Background: Our purpose was to examine platelet-rich plasma (PRP) for its effect on bone formation and to follow the immunohistochemical changes in calcitonin gene-related peptide (CGRP) in dorsal root ganglion neurons innervating the discs as a possible index of nociceptive nerve transmission in a rat model.
Methods: A total of seventy rats were used. Ten constituted a non-punctured disc sham group, while another ten rats constituted a group that underwent puncture of the L4-L5 discs. Forty rats were in experimental groups in which the L4-L5 discs were punctured; posterolateral lumbar arthrodesis was performed with PRP (the PRP group) or without the use of PRP (the normal arthrodesis group), with twenty rats in each group. The remaining ten rats were used as blood donors. Four and eight weeks after surgery, microcomputed tomography examinations were done to evaluate the amount of bone and the L4-L5 spines were harvested to evaluate bone union, followed by resection of dorsal root ganglion neurons. The percentages of Fluoro-Gold-labeled and CGRP-immunoreactive neurons were calculated.
Results: The platelet count and the concentration of growth factors in PRP were higher than those in blood (p < 0.05). The bone volumes observed in the PRP group were significantly greater than those of the normal arthrodesis group at four and eight weeks (p < 0.05). Three (30%; 95% confidence interval [CI], 6% to 65%) of ten rats in the normal arthrodesis group and eight (80%; 95% CI, 44% to 98%) of ten rats in the PRP group were considered to have bone fusion four weeks after surgery (p < 0.05). At eight weeks, seven (70%; 95% CI, 34% to 94%) of ten rats in the normal arthrodesis group and nine (90%; 95% CI, 55% to 99%) of ten rats in the PRP group were considered to have bone fusion (p = 0.27). The proportion of CGRP-immunoreactive neurons was significantly greater in the punctured group than in the other groups. There were no significant differences between the normal arthrodesis group and the PRP group.

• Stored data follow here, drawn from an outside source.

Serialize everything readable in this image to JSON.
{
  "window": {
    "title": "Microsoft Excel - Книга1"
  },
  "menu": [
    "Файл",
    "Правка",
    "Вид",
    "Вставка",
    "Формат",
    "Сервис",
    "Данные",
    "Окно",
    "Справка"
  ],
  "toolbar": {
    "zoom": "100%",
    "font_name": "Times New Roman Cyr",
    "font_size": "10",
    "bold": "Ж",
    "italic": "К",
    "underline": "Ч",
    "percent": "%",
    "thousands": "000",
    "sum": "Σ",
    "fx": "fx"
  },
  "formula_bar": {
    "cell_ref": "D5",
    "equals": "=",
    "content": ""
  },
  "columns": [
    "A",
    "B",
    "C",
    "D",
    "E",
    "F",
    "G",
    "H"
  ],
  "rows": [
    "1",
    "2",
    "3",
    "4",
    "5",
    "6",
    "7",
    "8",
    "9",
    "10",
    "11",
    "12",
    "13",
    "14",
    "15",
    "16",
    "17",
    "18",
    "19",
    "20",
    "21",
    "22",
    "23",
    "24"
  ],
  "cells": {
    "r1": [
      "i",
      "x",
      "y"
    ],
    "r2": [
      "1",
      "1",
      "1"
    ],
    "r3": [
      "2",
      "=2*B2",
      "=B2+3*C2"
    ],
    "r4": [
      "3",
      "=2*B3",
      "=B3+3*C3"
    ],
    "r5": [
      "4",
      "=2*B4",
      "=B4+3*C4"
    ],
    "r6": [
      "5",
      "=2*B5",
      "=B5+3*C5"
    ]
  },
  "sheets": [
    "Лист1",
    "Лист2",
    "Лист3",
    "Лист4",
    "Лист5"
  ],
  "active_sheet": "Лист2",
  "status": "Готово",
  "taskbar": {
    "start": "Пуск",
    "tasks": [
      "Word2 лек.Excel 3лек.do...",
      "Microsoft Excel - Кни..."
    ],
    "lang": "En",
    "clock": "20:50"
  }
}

Conclusions: PRP appears to promote bone formation in rats and has a tendency to shorten the period of bone union in this rat model of posterolateral lumbar arthrodesis, but it did not influence the proportion of CGRP-immunoreactive neurons, a likely indicator of inflammatory pain originating from the degenerative intervertebral disc.
Clinical relevance: The ability of PRP in this model suggests that it may be able to shorten the period of union and lead to an early return to social activities after treatment.